The conducted research allowed to develop recommendations for a selection and estimation of perspective areas for rare-metallic deposits. In accordance with the prospecting stages it is recommended to conduct the informative analysis. The successive analysis of the anomalous fields of informative entropy allows to select the most perspective areas on every stage. Basic principles and types of estimations are saved. Searching works are characterized low degree of exploration and insignificant contrasty of the field of informative entropy. Most contrastingly perspective areas are selected in the field of summary informative entropy index of contents of typomorphic elements complex. He simply selects ore-controlling structures on every stage of works. The levels of the field of informative entropy change from 20-25% (searching works) to 70% and more (estimation of ore manifestation and deposits). It is depending on sizes and complication of structure of the studied area. The levels of informative entropy ≥50% testify to appearance potentially of ore-bearing areas. The contrastness and rates of increase of summary informative entropy depends on intensity, duration and amount of the activation stages of the ore-forming system. So the more of them happened in the natural system, so the more contrastingly it is reflected in the field of informative entropy.
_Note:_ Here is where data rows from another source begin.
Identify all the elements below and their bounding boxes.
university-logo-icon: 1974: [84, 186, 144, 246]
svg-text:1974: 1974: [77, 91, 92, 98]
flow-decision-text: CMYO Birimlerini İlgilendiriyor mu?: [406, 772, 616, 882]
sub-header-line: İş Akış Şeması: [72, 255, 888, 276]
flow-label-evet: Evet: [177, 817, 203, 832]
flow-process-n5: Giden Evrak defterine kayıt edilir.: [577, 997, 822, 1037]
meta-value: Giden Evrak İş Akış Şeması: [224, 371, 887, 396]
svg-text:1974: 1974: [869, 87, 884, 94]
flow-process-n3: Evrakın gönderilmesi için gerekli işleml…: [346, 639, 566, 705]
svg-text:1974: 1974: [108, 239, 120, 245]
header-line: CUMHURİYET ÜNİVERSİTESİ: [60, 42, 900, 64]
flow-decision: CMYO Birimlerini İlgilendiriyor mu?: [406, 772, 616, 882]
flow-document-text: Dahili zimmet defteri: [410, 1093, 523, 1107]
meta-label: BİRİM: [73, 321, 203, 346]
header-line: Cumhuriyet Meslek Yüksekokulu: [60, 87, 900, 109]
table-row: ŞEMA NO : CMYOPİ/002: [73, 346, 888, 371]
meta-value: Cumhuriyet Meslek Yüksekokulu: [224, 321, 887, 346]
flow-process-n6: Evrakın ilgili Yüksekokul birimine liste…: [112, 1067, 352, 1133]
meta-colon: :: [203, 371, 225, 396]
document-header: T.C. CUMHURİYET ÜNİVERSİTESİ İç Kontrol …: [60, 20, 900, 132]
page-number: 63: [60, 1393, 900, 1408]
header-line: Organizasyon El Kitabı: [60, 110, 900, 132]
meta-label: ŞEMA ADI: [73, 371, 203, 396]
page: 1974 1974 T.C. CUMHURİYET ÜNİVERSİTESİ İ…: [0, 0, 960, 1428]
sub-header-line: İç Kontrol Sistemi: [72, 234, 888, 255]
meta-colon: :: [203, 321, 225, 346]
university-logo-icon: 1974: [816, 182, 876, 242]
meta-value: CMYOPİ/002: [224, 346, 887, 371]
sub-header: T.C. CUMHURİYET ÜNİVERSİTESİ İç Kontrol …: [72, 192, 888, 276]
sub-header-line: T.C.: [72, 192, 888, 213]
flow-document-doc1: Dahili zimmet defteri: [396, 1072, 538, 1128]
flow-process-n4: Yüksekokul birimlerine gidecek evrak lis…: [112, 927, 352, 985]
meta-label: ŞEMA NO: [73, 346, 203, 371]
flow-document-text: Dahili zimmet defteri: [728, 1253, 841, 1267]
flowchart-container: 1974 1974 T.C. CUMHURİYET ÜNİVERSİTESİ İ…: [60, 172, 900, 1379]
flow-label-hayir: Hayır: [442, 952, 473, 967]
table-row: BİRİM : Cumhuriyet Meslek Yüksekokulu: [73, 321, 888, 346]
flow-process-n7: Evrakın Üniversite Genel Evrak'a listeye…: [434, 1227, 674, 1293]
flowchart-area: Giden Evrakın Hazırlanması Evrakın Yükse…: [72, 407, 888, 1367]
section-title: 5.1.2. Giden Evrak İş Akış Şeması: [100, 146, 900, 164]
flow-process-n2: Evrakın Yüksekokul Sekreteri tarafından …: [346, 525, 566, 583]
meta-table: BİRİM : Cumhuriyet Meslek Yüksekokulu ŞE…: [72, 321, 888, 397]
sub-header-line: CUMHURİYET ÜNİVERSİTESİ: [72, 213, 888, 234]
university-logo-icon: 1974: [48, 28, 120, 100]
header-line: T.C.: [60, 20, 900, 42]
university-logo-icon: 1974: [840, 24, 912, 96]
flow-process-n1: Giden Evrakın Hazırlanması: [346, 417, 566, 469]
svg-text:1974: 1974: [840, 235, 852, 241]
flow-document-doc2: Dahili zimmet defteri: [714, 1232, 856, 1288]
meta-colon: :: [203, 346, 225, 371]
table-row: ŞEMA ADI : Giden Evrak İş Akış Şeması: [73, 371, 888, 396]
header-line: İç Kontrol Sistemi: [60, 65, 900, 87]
This method can be used for prognostication of ore-forming structures of any grade mineralization on the any areas of searching works.
Volkova T.P. The role of differentiate processes in forming of minerals deposits. // Lectures of Academy of sciences of Ukraine, 2003, №4, p.107-110 (in Russian).
Volkova T.P. Theory and practice of prospecting and estimation of the rare-metallic deposits. – Donetsk: RVA, National technical university, 2003, 102 p. (in Russian).